- European Court of Justice

Submitted 22 March 2013 Decided 5 May 2015
- Full case name: Kingdom of Spain v European Parliament and Council of the European Union; Kingdom of Spain v Council of the European Union
- Case: C-146/13, C-147/13
- ECLI: ECLI:EU:C:2015:298
- Case type: Actions for Annulment
- Chamber: Grand chamber

Ruling
- Cases dismissed

Court composition
- Judge-Rapporteur M. Ilešič
- President V. Skouris
- JudgesK. Lenaerts; R. Silva; A. Ó Caoimh; C. Vajda; S. Rodin; A. Borg Barthet; J. Malenovský; E. Levits; E. Jarašiūnas; C.G. Fernlund; J.L. da Cruz Vilaça;
- Advocate General Yves Bot

Legislation affecting
- Unitary patent regulations

= Cases C-146/13 and C-147/13 =

Decisions of the European Court of Justice

In decisions in the cases C-146/13 and C-147/13 issued in May 2015, the European Court of Justice (ECJ) rejected two challenges by Spain against the legality of both unitary patent regulations. The decisions are significant because these legal challenges were regarded as "the last serious obstacle to the Unitary Patent Package being implemented", "provided the necessary number of ratifications of the Unified Patent Court Agreement occur (13 including UK, France and Germany)."
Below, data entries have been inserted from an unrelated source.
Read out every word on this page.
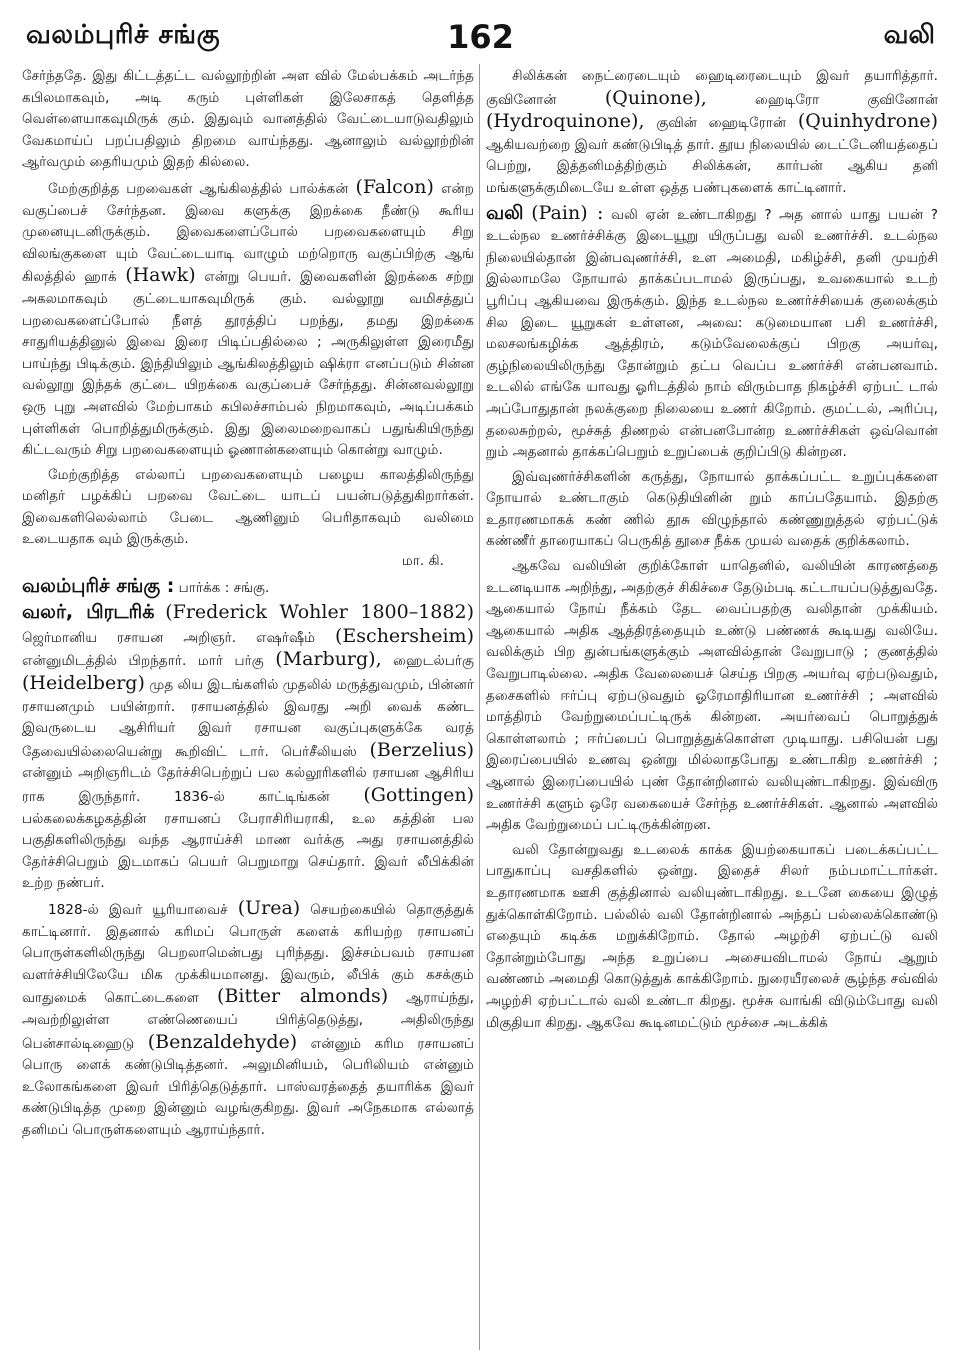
வலம்புரிச் சங்கு	162	வலி

சேர்ந்ததே. இது கிட்டத்தட்ட வல்லூற்றின் அள வில் மேல்பக்கம் அடர்ந்த கபிலமாகவும், அடி கரும் புள்ளிகள் இலேசாகத் தெளித்த வெள்ளையாகவுமிருக் கும். இதுவும் வானத்தில் வேட்டையாடுவதிலும் வேகமாய்ப் பறப்பதிலும் திறமை வாய்ந்தது. ஆனாலும் வல்லூற்றின் ஆர்வமும் தைரியமும் இதற் கில்லை.

மேற்குறித்த பறவைகள் ஆங்கிலத்தில் பால்க்கன் (Falcon) என்ற வகுப்பைச் சேர்ந்தன. இவை களுக்கு இறக்கை நீண்டு கூரிய முனையுடனிருக்கும். இவைகளைப்போல் பறவைகளையும் சிறு விலங்குகளை யும் வேட்டையாடி வாழும் மற்றொரு வகுப்பிற்கு ஆங் கிலத்தில் ஹாக் (Hawk) என்று பெயர். இவைகளின் இறக்கை சற்று அகலமாகவும் குட்டையாகவுமிருக் கும். வல்லூறு வமிசத்துப் பறவைகளைப்போல் நீளத் தூரத்திப் பறந்து, தமது இறக்கை சாதுரியத்தினுல் இவை இரை பிடிப்பதில்லை ; அருகிலுள்ள இரைமீது பாய்ந்து பிடிக்கும். இந்தியிலும் ஆங்கிலத்திலும் ஷிக்ரா எனப்படும் சின்ன வல்லூறு இந்தக் குட்டை யிறக்கை வகுப்பைச் சேர்ந்தது. சின்னவல்லூறு ஒரு புறு அளவில் மேற்பாகம் கபிலச்சாம்பல் நிறமாகவும், அடிப்பக்கம் புள்ளிகள் பொறித்துமிருக்கும். இது இலைமறைவாகப் பதுங்கியிருந்து கிட்டவரும் சிறு பறவைகளையும் ஓணான்களையும் கொன்று வாழும்.

மேற்குறித்த எல்லாப் பறவைகளையும் பழைய காலத்திலிருந்து மனிதர் பழக்கிப் பறவை வேட்டை யாடப் பயன்படுத்துகிறார்கள். இவைகளிலெல்லாம் பேடை ஆணினும் பெரிதாகவும் வலிமை உடையதாக வும் இருக்கும்.
மா. கி.

வலம்புரிச் சங்கு : பார்க்க : சங்கு.

வலர், பிரடரிக் (Frederick Wohler 1800–1882) ஜெர்மானிய ரசாயன அறிஞர். எஷர்ஷீம் (Eschersheim) என்னுமிடத்தில் பிறந்தார். மார் பர்கு (Marburg), ஹைடல்பர்கு (Heidelberg) முத லிய இடங்களில் முதலில் மருத்துவமும், பின்னர் ரசாயனமும் பயின்றார். ரசாயனத்தில் இவரது அறி வைக் கண்ட இவருடைய ஆசிரியர் இவர் ரசாயன வகுப்புகளுக்கே வரத் தேவையில்லையென்று கூறிவிட் டார். பெர்சீலியஸ் (Berzelius) என்னும் அறிஞரிடம் தேர்ச்சிபெற்றுப் பல கல்லூரிகளில் ரசாயன ஆசிரிய ராக இருந்தார். 1836-ல் காட்டிங்கன் (Gottingen) பல்கலைக்கழகத்தின் ரசாயனப் பேராசிரியராகி, உல கத்தின் பல பகுதிகளிலிருந்து வந்த ஆராய்ச்சி மாண வர்க்கு அது ரசாயனத்தில் தேர்ச்சிபெறும் இடமாகப் பெயர் பெறுமாறு செய்தார். இவர் லீபிக்கின் உற்ற நண்பர்.

1828-ல் இவர் யூரியாவைச் (Urea) செயற்கையில் தொகுத்துக் காட்டினார். இதனால் கரிமப் பொருள் களைக் கரியற்ற ரசாயனப் பொருள்களிலிருந்து பெறலாமென்பது புரிந்தது. இச்சம்பவம் ரசாயன வளர்ச்சியிலேயே மிக முக்கியமானது. இவரும், லீபிக் கும் கசக்கும் வாதுமைக் கொட்டைகளை (Bitter almonds) ஆராய்ந்து, அவற்றிலுள்ள எண்ணெயைப் பிரித்தெடுத்து, அதிலிருந்து பென்சால்டிஹைடு (Benzaldehyde) என்னும் கரிம ரசாயனப் பொரு ளைக் கண்டுபிடித்தனர். அலுமினியம், பெரிலியம் என்னும் உலோகங்களை இவர் பிரித்தெடுத்தார். பாஸ்வரத்தைத் தயாரிக்க இவர் கண்டுபிடித்த முறை இன்னும் வழங்குகிறது. இவர் அநேகமாக எல்லாத் தனிமப் பொருள்களையும் ஆராய்ந்தார்.

சிலிக்கன் நைட்ரைடையும் ஹைடிரைடையும் இவர் தயாரித்தார். குவினோன்	(Quinone),	ஹைடிரோ குவினோன் (Hydroquinone), குவின் ஹைடிரோன் (Quinhydrone) ஆகியவற்றை இவர் கண்டுபிடித் தார். தூய நிலையில் டைட்டேனியத்தைப் பெற்று, இத்தனிமத்திற்கும் சிலிக்கன், கார்பன் ஆகிய தனி மங்களுக்குமிடையே உள்ள ஒத்த பண்புகளைக் காட்டினார்.

வலி (Pain) : வலி ஏன் உண்டாகிறது ? அத னால் யாது பயன் ? உடல்நல உணர்ச்சிக்கு இடையூறு யிருப்பது வலி உணர்ச்சி. உடல்நல நிலையில்தான் இன்பவுணர்ச்சி, உள அமைதி, மகிழ்ச்சி, தனி முயற்சி இல்லாமலே நோயால் தாக்கப்படாமல் இருப்பது, உவகையால் உடற் பூரிப்பு ஆகியவை இருக்கும். இந்த உடல்நல உணர்ச்சியைக் குலைக்கும் சில இடை யூறுகள் உள்ளன, அவை: கடுமையான பசி உணர்ச்சி, மலசலங்கழிக்க ஆத்திரம், கடும்வேலைக்குப் பிறகு அயர்வு, குழ்நிலையிலிருந்து தோன்றும் தட்ப வெப்ப உணர்ச்சி என்பனவாம். உடலில் எங்கே யாவது ஓரிடத்தில் நாம் விரும்பாத நிகழ்ச்சி ஏற்பட் டால் அப்போதுதான் நலக்குறை நிலையை உணர் கிறோம். குமட்டல், அரிப்பு, தலைசுற்றல், மூச்சுத் திணறல் என்பனபோன்ற உணர்ச்சிகள் ஒவ்வொன் றும் அதனால் தாக்கப்பெறும் உறுப்பைக் குறிப்பிடு கின்றன.

இவ்வுணர்ச்சிகளின் கருத்து, நோயால் தாக்கப்பட்ட உறுப்புக்களை நோயால் உண்டாகும் கெடுதியினின் றும் காப்பதேயாம். இதற்கு உதாரணமாகக் கண் ணில் தூசு விழுந்தால் கண்ணுறுத்தல் ஏற்பட்டுக் கண்ணீர் தாரையாகப் பெருகித் தூசை நீக்க முயல் வதைக் குறிக்கலாம்.

ஆகவே வலியின் குறிக்கோள் யாதெனில், வலியின் காரணத்தை உடனடியாக அறிந்து, அதற்குச் சிகிச்சை தேடும்படி கட்டாயப்படுத்துவதே. ஆகையால் நோய் நீக்கம் தேட வைப்பதற்கு வலிதான் முக்கியம். ஆகையால் அதிக ஆத்திரத்தையும் உண்டு பண்ணக் கூடியது வலியே. வலிக்கும் பிற துன்பங்களுக்கும் அளவில்தான் வேறுபாடு ; குணத்தில் வேறுபாடில்லை. அதிக வேலையைச் செய்த பிறகு அயர்வு ஏற்படுவதும், தசைகளில் ஈர்ப்பு ஏற்படுவதும் ஓரேமாதிரியான உணர்ச்சி ; அளவில் மாத்திரம் வேற்றுமைப்பட்டிருக் கின்றன. அயர்வைப் பொறுத்துக் கொள்ளலாம் ; ஈர்ப்பைப் பொறுத்துக்கொள்ள முடியாது. பசியென் பது இரைப்பையில் உணவு ஒன்று மில்லாதபோது உண்டாகிற உணர்ச்சி ; ஆனால் இரைப்பையில் புண் தோன்றினால் வலியுண்டாகிறது. இவ்விரு உணர்ச்சி களும் ஒரே வகையைச் சேர்ந்த உணர்ச்சிகள். ஆனால் அளவில் அதிக வேற்றுமைப் பட்டிருக்கின்றன.

வலி தோன்றுவது உடலைக் காக்க இயற்கையாகப் படைக்கப்பட்ட பாதுகாப்பு வசதிகளில் ஒன்று. இதைச் சிலர் நம்பமாட்டார்கள். உதாரணமாக ஊசி குத்தினால் வலியுண்டாகிறது. உடனே கையை இழுத் துக்கொள்கிறோம். பல்லில் வலி தோன்றினால் அந்தப் பல்லைக்கொண்டு எதையும் கடிக்க மறுக்கிறோம். தோல் அழற்சி ஏற்பட்டு வலி தோன்றும்போது அந்த உறுப்பை அசையவிடாமல் நோய் ஆறும் வண்ணம் அமைதி கொடுத்துக் காக்கிறோம். நுரையீரலைச் சூழ்ந்த சவ்வில் அழற்சி ஏற்பட்டால் வலி உண்டா கிறது. மூச்சு வாங்கி விடும்போது வலி மிகுதியா கிறது. ஆகவே கூடினமட்டும் மூச்சை அடக்கிக்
In case C-146/13, Spain challenged Regulation (EU) No 1257/2012 implementing enhanced cooperation in the area of the creation of unitary patent protection, and in case C-147/13, Regulation No 1260/2012 of 17 December 2012, implementing enhanced cooperation in the area of the creation of unitary patent protection with regard to the applicable translation arrangements, was challenged.